5.2.1. CloudWatch, X-Ray, and Observability Tools
💡 First Principle: Observability has three pillars—metrics, logs, and traces—and AWS provides a dedicated service for each. Knowing which pillar a scenario requires tells you which service to recommend, and the exam frequently tests this mapping.
Metrics tell you what is happening: CPU utilization, memory usage, endpoint latency, invocation counts. Amazon CloudWatch collects and visualizes these metrics. You create CloudWatch Alarms that trigger when metrics cross thresholds—for example, alerting when endpoint latency exceeds 500ms or when GPU utilization drops below 10% (indicating over-provisioning).
Logs tell you why something happened: error messages, stack traces, request/response payloads. CloudWatch Logs stores log data from SageMaker training jobs, endpoints, and processing jobs. CloudWatch Logs Insights lets you query logs with a SQL-like syntax—useful for troubleshooting why a specific inference request failed.
Traces tell you where time is spent across distributed systems: how long each service in a pipeline took, where bottlenecks exist. AWS X-Ray provides distributed tracing across AWS services.
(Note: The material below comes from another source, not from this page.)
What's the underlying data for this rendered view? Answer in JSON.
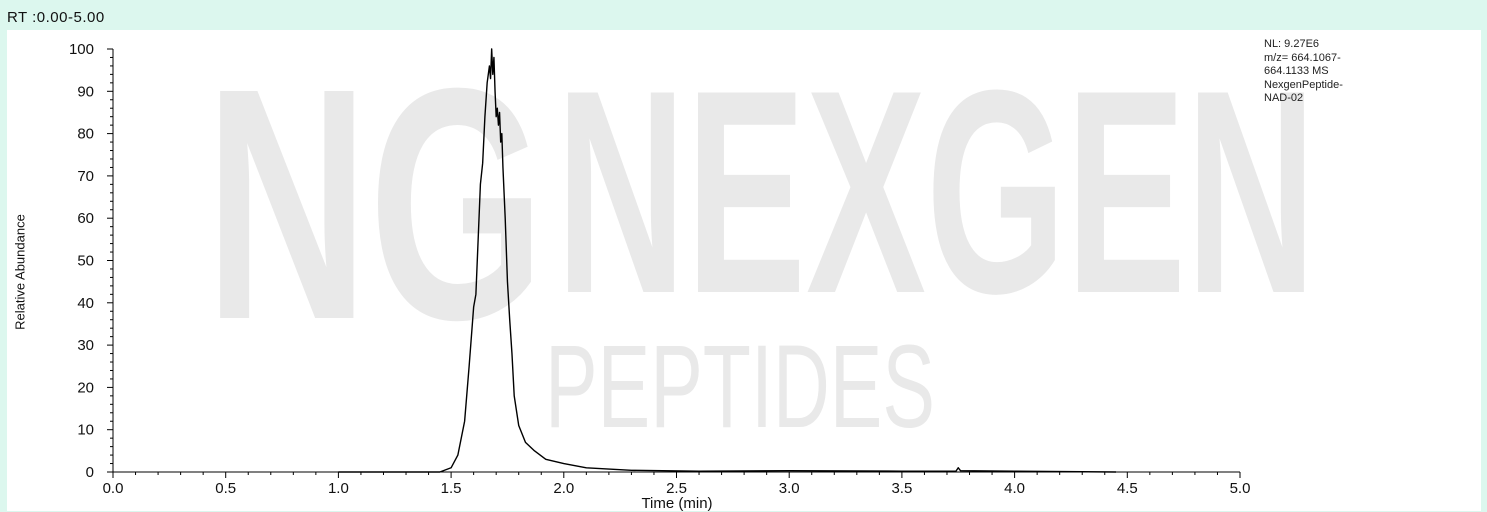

For ML pipelines that span Lambda → SageMaker → DynamoDB → S3, X-Ray reveals which component introduces latency.
| Tool | Pillar | Primary Use | Exam Signals |
|---|---|---|---|
| CloudWatch Metrics | Metrics | Monitor CPU, memory, latency, invocation count | "Monitor endpoint performance," "utilization metrics" |
| CloudWatch Alarms | Metrics | Alert on threshold breaches | "Alert when latency exceeds," "trigger scaling" |
| CloudWatch Logs | Logs | Store and query application logs | "Troubleshoot errors," "debug failures" |
| CloudWatch Logs Insights | Logs | Interactive log querying | "Analyze log patterns," "find error causes" |
| Lambda Insights | Metrics + Logs | Lambda function monitoring | "Lambda cold starts," "function duration" |
| AWS X-Ray | Traces | Distributed request tracing | "End-to-end latency," "pipeline bottleneck" |
| AWS CloudTrail | Audit logs | API call logging for compliance | "Who did what," "audit trail," "governance" |
| Amazon QuickSight | Visualization | BI dashboards for metrics | "Business dashboard," "visualize metrics" |
CloudTrail deserves special attention because it serves a different purpose than the other observability tools. While CloudWatch monitors operational health, CloudTrail monitors security and compliance by logging every API call made in your AWS account. The exam tests CloudTrail in Domain 4 security questions—"Who started that training job?", "When was the IAM policy changed?", "Was the S3 bucket accessed from an unusual location?"
⚠️ Exam Trap: CloudWatch monitors infrastructure metrics (CPU, latency). SageMaker Model Monitor monitors data and model metrics (feature drift, prediction distribution). A question about "monitoring model accuracy in production" needs Model Monitor, not CloudWatch. A question about "monitoring endpoint response time" needs CloudWatch, not Model Monitor.
Reflection Question: A SageMaker endpoint returns predictions in under 200ms during testing but experiences 2-second latency spikes in production during peak hours. Which observability tools would you use to diagnose this, and in what order?